Beyond the results themselves, the study’s implications for climate modeling in general are what make it so valuable. The Southern Ocean carbon sink was predicted by models to weaken, but observations have not shown this. Anyone interested in climate science should be wary of certainty in either direction due to the discrepancy between prediction and reality. In this case, a mechanism that was subtly counteracting the anticipated decline was overlooked by the models: the freshwater stratification effect. It serves as a reminder that the ocean is not always going in the direction we fear and is complex in ways that continue to surpass our models.

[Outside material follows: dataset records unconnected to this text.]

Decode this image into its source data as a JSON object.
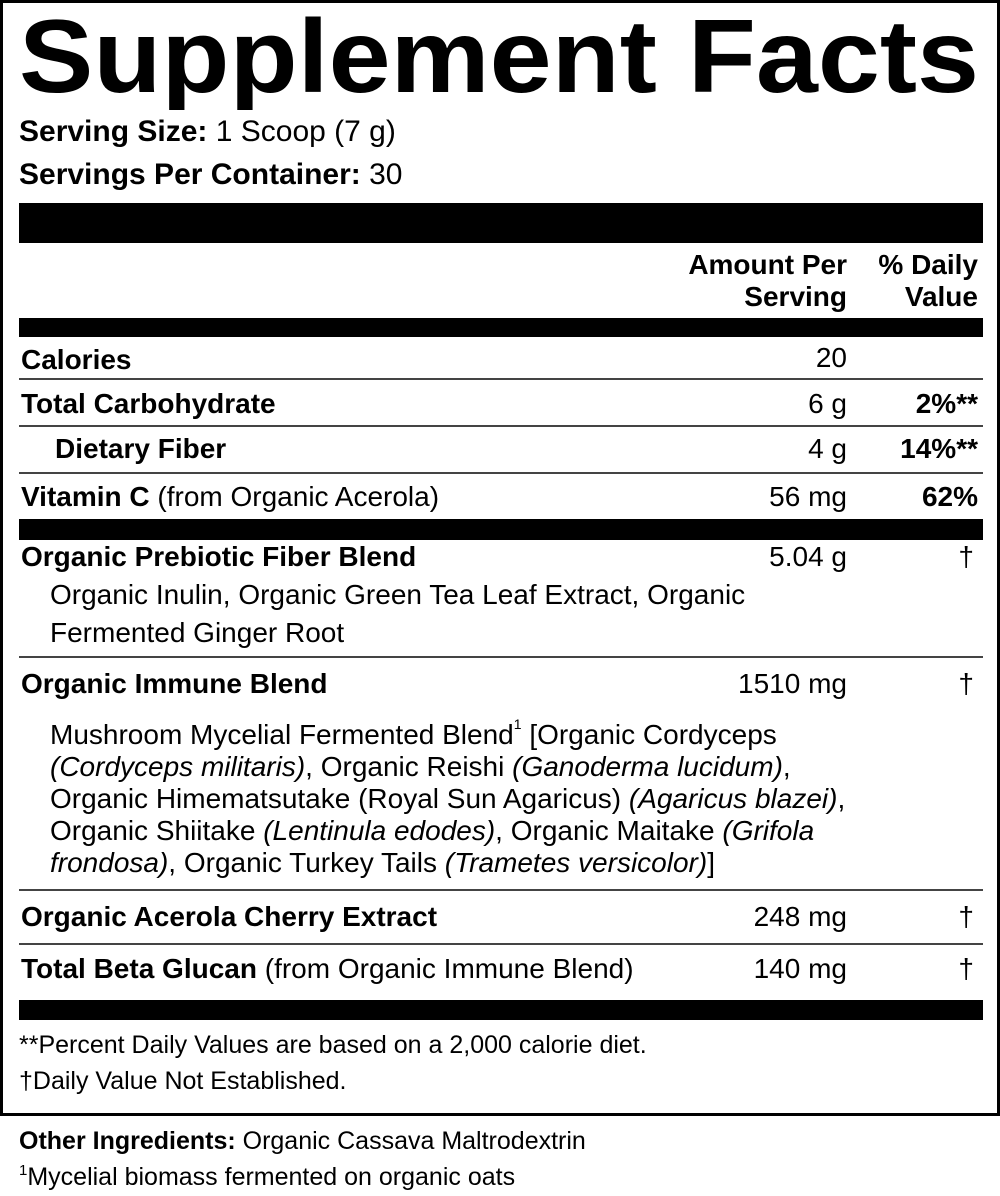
{
  "title": "Supplement Facts",
  "serving": {
    "size_label": "Serving Size:",
    "size_value": " 1 Scoop (7 g)",
    "per_container_label": "Servings Per Container:",
    "per_container_value": " 30"
  },
  "headers": {
    "amount_line1": "Amount Per",
    "amount_line2": "Serving",
    "dv_line1": "% Daily",
    "dv_line2": "Value"
  },
  "rows": [
    {
      "name": "Calories",
      "amount": "20",
      "dv": ""
    },
    {
      "name": "Total Carbohydrate",
      "amount": "6 g",
      "dv": "2%**"
    },
    {
      "name": "Dietary Fiber",
      "amount": "4 g",
      "dv": "14%**"
    },
    {
      "name": "Vitamin C",
      "note": " (from Organic Acerola)",
      "amount": "56 mg",
      "dv": "62%"
    },
    {
      "name": "Organic Prebiotic Fiber Blend",
      "amount": "5.04 g",
      "dv": "†",
      "detail": [
        "Organic Inulin, Organic Green Tea Leaf Extract, Organic",
        "Fermented Ginger Root"
      ]
    },
    {
      "name": "Organic Immune Blend",
      "amount": "1510 mg",
      "dv": "†",
      "detail": [
        [
          {
            "text": "Mushroom Mycelial Fermented Blend"
          },
          {
            "text": "1",
            "sup": true
          },
          {
            "text": " [Organic Cordyceps"
          }
        ],
        [
          {
            "text": "(Cordyceps militaris)",
            "italic": true
          },
          {
            "text": ", Organic Reishi "
          },
          {
            "text": "(Ganoderma lucidum)",
            "italic": true
          },
          {
            "text": ","
          }
        ],
        [
          {
            "text": "Organic Himematsutake (Royal Sun Agaricus) "
          },
          {
            "text": "(Agaricus blazei)",
            "italic": true
          },
          {
            "text": ","
          }
        ],
        [
          {
            "text": "Organic Shiitake "
          },
          {
            "text": "(Lentinula edodes)",
            "italic": true
          },
          {
            "text": ", Organic Maitake "
          },
          {
            "text": "(Grifola",
            "italic": true
          }
        ],
        [
          {
            "text": "frondosa)",
            "italic": true
          },
          {
            "text": ", Organic Turkey Tails "
          },
          {
            "text": "(Trametes versicolor)",
            "italic": true
          },
          {
            "text": "]"
          }
        ]
      ]
    },
    {
      "name": "Organic Acerola Cherry Extract",
      "amount": "248 mg",
      "dv": "†"
    },
    {
      "name": "Total Beta Glucan",
      "note": " (from Organic Immune Blend)",
      "amount": "140 mg",
      "dv": "†"
    }
  ],
  "footnotes": [
    "**Percent Daily Values are based on a 2,000 calorie diet.",
    "†Daily Value Not Established."
  ],
  "other": {
    "label": "Other Ingredients:",
    "value": " Organic Cassava Maltrodextrin"
  },
  "footnote1": {
    "mark": "1",
    "text": "Mycelial biomass fermented on organic oats"
  }
}
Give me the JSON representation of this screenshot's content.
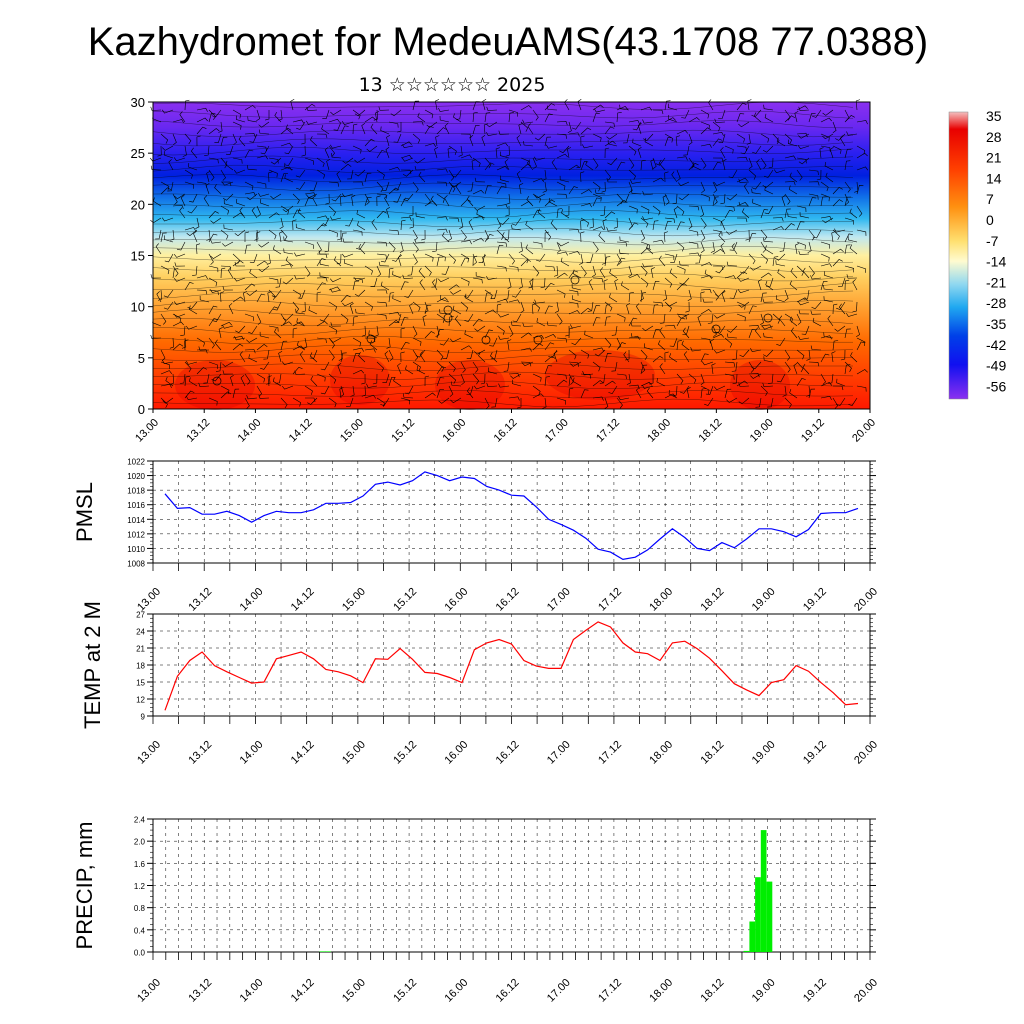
{
  "header": {
    "title": "Kazhydromet for MedeuAMS(43.1708 77.0388)",
    "subtitle": "13 ☆☆☆☆☆☆ 2025"
  },
  "time_labels": [
    "13.00",
    "13.12",
    "14.00",
    "14.12",
    "15.00",
    "15.12",
    "16.00",
    "16.12",
    "17.00",
    "17.12",
    "18.00",
    "18.12",
    "19.00",
    "19.12",
    "20.00"
  ],
  "colorbar": {
    "labels": [
      "35",
      "28",
      "21",
      "14",
      "7",
      "0",
      "-7",
      "-14",
      "-21",
      "-28",
      "-35",
      "-42",
      "-49",
      "-56"
    ]
  },
  "chart_data": [
    {
      "type": "heatmap",
      "title": "",
      "xlabel": "",
      "ylabel": "",
      "categories": [
        "13.00",
        "13.12",
        "14.00",
        "14.12",
        "15.00",
        "15.12",
        "16.00",
        "16.12",
        "17.00",
        "17.12",
        "18.00",
        "18.12",
        "19.00",
        "19.12",
        "20.00"
      ],
      "ylim": [
        0,
        30
      ],
      "yticks": [
        0,
        5,
        10,
        15,
        20,
        25,
        30
      ],
      "colorbar_range": [
        -63,
        42
      ],
      "description_of_field": "temperature shaded by height with wind barbs overlaid; warm (red) near the surface, cold (blue/violet) above 20",
      "grid": false
    },
    {
      "type": "line",
      "ylabel": "PMSL",
      "color": "#0000ff",
      "ylim": [
        1008,
        1022
      ],
      "yticks": [
        1008,
        1010,
        1012,
        1014,
        1016,
        1018,
        1020,
        1022
      ],
      "x_steps_per_label": 2,
      "values": [
        1017.5,
        1015.5,
        1015.6,
        1014.7,
        1014.7,
        1015.1,
        1014.5,
        1013.6,
        1014.5,
        1015.1,
        1014.9,
        1014.9,
        1015.3,
        1016.2,
        1016.2,
        1016.3,
        1017.2,
        1018.8,
        1019.1,
        1018.7,
        1019.3,
        1020.5,
        1020.0,
        1019.3,
        1019.8,
        1019.6,
        1018.5,
        1018.0,
        1017.3,
        1017.2,
        1015.7,
        1014.0,
        1013.3,
        1012.5,
        1011.4,
        1009.9,
        1009.5,
        1008.5,
        1008.8,
        1009.8,
        1011.3,
        1012.7,
        1011.5,
        1010.0,
        1009.7,
        1010.8,
        1010.1,
        1011.3,
        1012.7,
        1012.7,
        1012.3,
        1011.6,
        1012.6,
        1014.8,
        1014.9,
        1014.9,
        1015.5
      ]
    },
    {
      "type": "line",
      "ylabel": "TEMP at 2 M",
      "color": "#ff0000",
      "ylim": [
        9,
        27
      ],
      "yticks": [
        9,
        12,
        15,
        18,
        21,
        24,
        27
      ],
      "x_steps_per_label": 2,
      "values": [
        10.0,
        16.0,
        18.8,
        20.3,
        17.9,
        16.8,
        15.8,
        14.8,
        15.0,
        19.1,
        19.7,
        20.3,
        19.1,
        17.2,
        16.8,
        16.1,
        14.9,
        19.1,
        19.0,
        20.9,
        19.0,
        16.7,
        16.5,
        15.8,
        14.9,
        20.7,
        21.9,
        22.5,
        21.7,
        18.8,
        17.8,
        17.4,
        17.4,
        22.5,
        24.1,
        25.6,
        24.7,
        21.9,
        20.3,
        20.0,
        18.8,
        21.9,
        22.2,
        20.9,
        19.2,
        17.0,
        14.7,
        13.6,
        12.6,
        14.9,
        15.4,
        17.9,
        16.9,
        14.9,
        13.1,
        11.0,
        11.2
      ]
    },
    {
      "type": "bar",
      "ylabel": "PRECIP, mm",
      "color": "#00ee00",
      "ylim": [
        0,
        2.4
      ],
      "yticks": [
        "0.0",
        "0.4",
        "0.8",
        "1.2",
        "1.6",
        "2.0",
        "2.4"
      ],
      "x_steps_per_label": 4,
      "values": [
        0,
        0,
        0,
        0,
        0,
        0,
        0,
        0,
        0,
        0,
        0,
        0,
        0,
        0,
        0,
        0,
        0,
        0,
        0,
        0,
        0,
        0,
        0,
        0,
        0,
        0,
        0,
        0,
        0.01,
        0.01,
        0,
        0,
        0,
        0,
        0,
        0,
        0,
        0,
        0,
        0,
        0,
        0,
        0,
        0,
        0,
        0,
        0,
        0,
        0,
        0,
        0,
        0,
        0,
        0,
        0,
        0,
        0,
        0,
        0,
        0,
        0,
        0,
        0,
        0,
        0,
        0,
        0,
        0,
        0,
        0,
        0,
        0,
        0,
        0,
        0,
        0,
        0,
        0,
        0,
        0,
        0,
        0,
        0,
        0,
        0,
        0,
        0,
        0,
        0,
        0,
        0,
        0,
        0,
        0,
        0,
        0,
        0,
        0,
        0,
        0,
        0,
        0,
        0.02,
        0.55,
        1.35,
        2.2,
        1.27,
        0,
        0,
        0,
        0,
        0,
        0,
        0,
        0,
        0,
        0,
        0,
        0,
        0,
        0,
        0,
        0
      ]
    }
  ]
}
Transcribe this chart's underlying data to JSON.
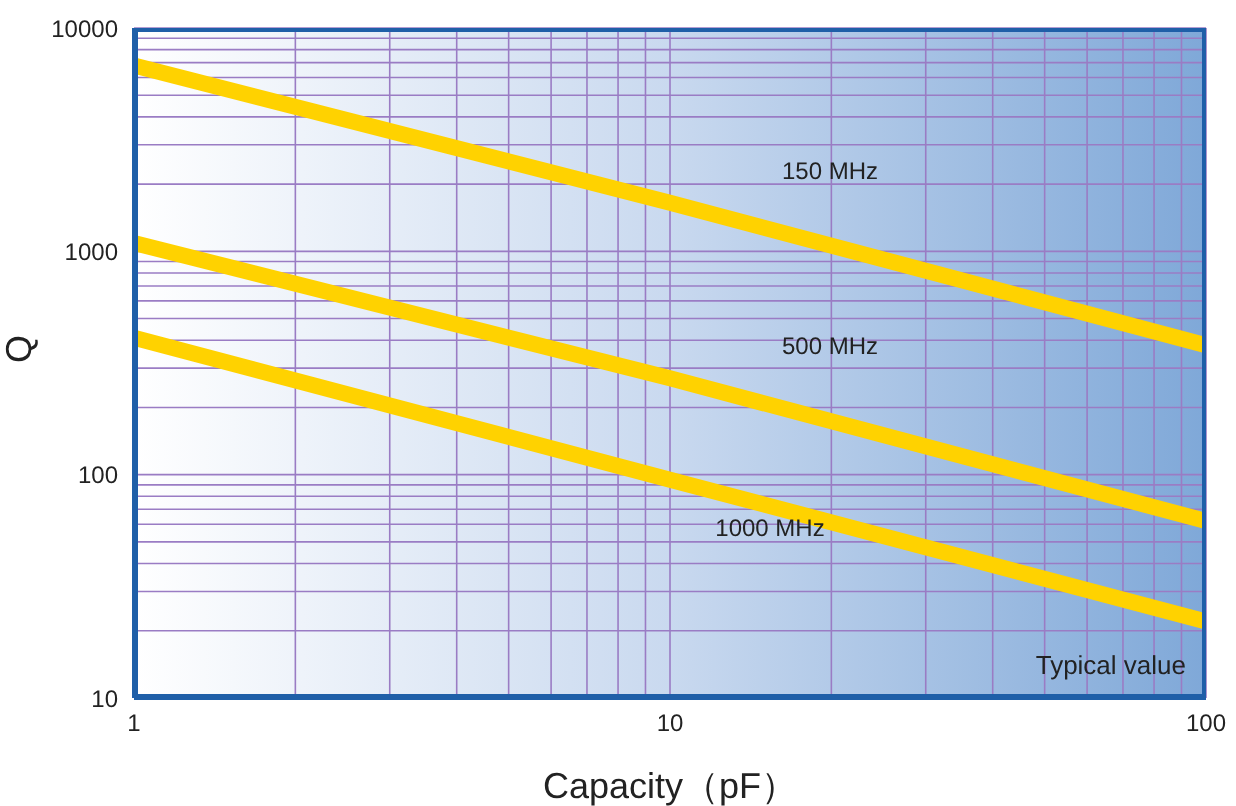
{
  "chart_data": {
    "type": "line",
    "xlabel": "Capacity（pF）",
    "ylabel": "Q",
    "log": "xy",
    "grid": true,
    "legend": false,
    "marker": "none",
    "line_style": "solid",
    "x": [
      1,
      10,
      100
    ],
    "series": [
      {
        "name": "150 MHz",
        "color": "#ffd200",
        "values": [
          6800,
          1650,
          380
        ]
      },
      {
        "name": "500 MHz",
        "color": "#ffd200",
        "values": [
          1090,
          270,
          62
        ]
      },
      {
        "name": "1000 MHz",
        "color": "#ffd200",
        "values": [
          410,
          95,
          22
        ]
      }
    ],
    "xlim": [
      1,
      100
    ],
    "ylim": [
      10,
      10000
    ],
    "xticks": [
      1,
      {
        "value": 2,
        "label": null
      },
      {
        "value": 3,
        "label": null
      },
      {
        "value": 4,
        "label": null
      },
      {
        "value": 5,
        "label": null
      },
      {
        "value": 6,
        "label": null
      },
      {
        "value": 7,
        "label": null
      },
      {
        "value": 8,
        "label": null
      },
      {
        "value": 9,
        "label": null
      },
      10,
      {
        "value": 20,
        "label": null
      },
      {
        "value": 30,
        "label": null
      },
      {
        "value": 40,
        "label": null
      },
      {
        "value": 50,
        "label": null
      },
      {
        "value": 60,
        "label": null
      },
      {
        "value": 70,
        "label": null
      },
      {
        "value": 80,
        "label": null
      },
      {
        "value": 90,
        "label": null
      },
      100
    ],
    "yticks": [
      10,
      {
        "value": 20,
        "label": null
      },
      {
        "value": 30,
        "label": null
      },
      {
        "value": 40,
        "label": null
      },
      {
        "value": 50,
        "label": null
      },
      {
        "value": 60,
        "label": null
      },
      {
        "value": 70,
        "label": null
      },
      {
        "value": 80,
        "label": null
      },
      {
        "value": 90,
        "label": null
      },
      100,
      {
        "value": 200,
        "label": null
      },
      {
        "value": 300,
        "label": null
      },
      {
        "value": 400,
        "label": null
      },
      {
        "value": 500,
        "label": null
      },
      {
        "value": 600,
        "label": null
      },
      {
        "value": 700,
        "label": null
      },
      {
        "value": 800,
        "label": null
      },
      {
        "value": 900,
        "label": null
      },
      1000,
      {
        "value": 2000,
        "label": null
      },
      {
        "value": 3000,
        "label": null
      },
      {
        "value": 4000,
        "label": null
      },
      {
        "value": 5000,
        "label": null
      },
      {
        "value": 6000,
        "label": null
      },
      {
        "value": 7000,
        "label": null
      },
      {
        "value": 8000,
        "label": null
      },
      {
        "value": 9000,
        "label": null
      },
      10000
    ],
    "annotations": [
      "Typical value"
    ]
  }
}
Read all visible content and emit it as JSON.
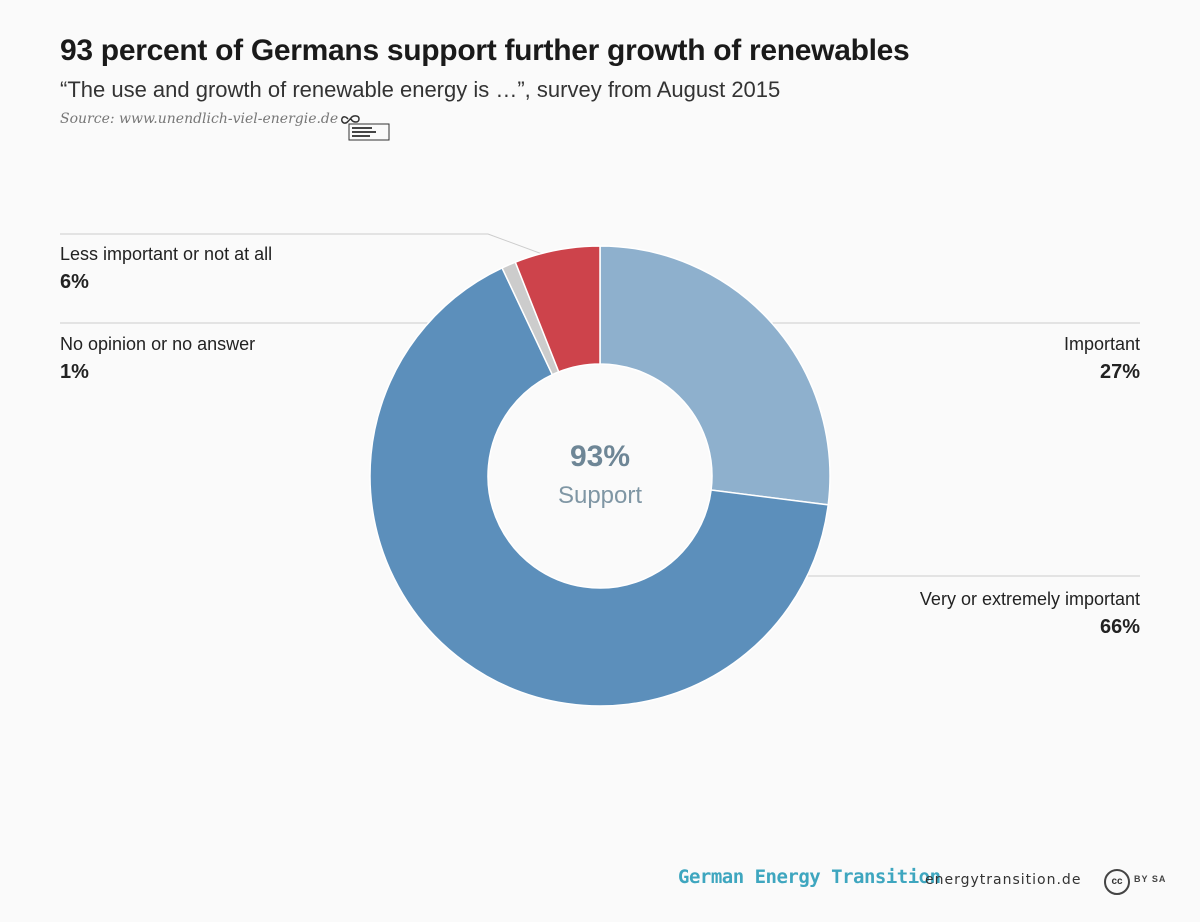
{
  "header": {
    "title": "93 percent of Germans support further growth of renewables",
    "subtitle": "“The use and growth of renewable energy is …”, survey from August 2015",
    "source": "Source: www.unendlich-viel-energie.de"
  },
  "center": {
    "value": "93%",
    "label": "Support"
  },
  "footer": {
    "brand": "German Energy Transition",
    "site": "energytransition.de",
    "cc": "cc",
    "license": "BY SA"
  },
  "colors": {
    "important": "#8eb0cd",
    "very_important": "#5c8fbb",
    "no_opinion": "#cccccc",
    "less_important": "#cd434b",
    "leader": "#cccccc"
  },
  "chart_data": {
    "type": "pie",
    "donut": true,
    "categories": [
      "Important",
      "Very or extremely important",
      "No opinion or no answer",
      "Less important or not at all"
    ],
    "values": [
      27,
      66,
      1,
      6
    ],
    "value_labels": [
      "27%",
      "66%",
      "1%",
      "6%"
    ],
    "start": "12 o'clock",
    "direction": "clockwise"
  }
}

The significance of winter data has been highlighted by the research team. The stratification barrier is most susceptible to breach during the winter, when the surface layer thins and mixing is most intense. Through the international Antarctica InSync program, the AWI intends to look into this further. Considering the stakes, this seems like precisely the kind of research that the time demands. For many years, the Southern Ocean has been silently absorbing our carbon. It’s important to comprehend the potential fragility of that arrangement in much more detail.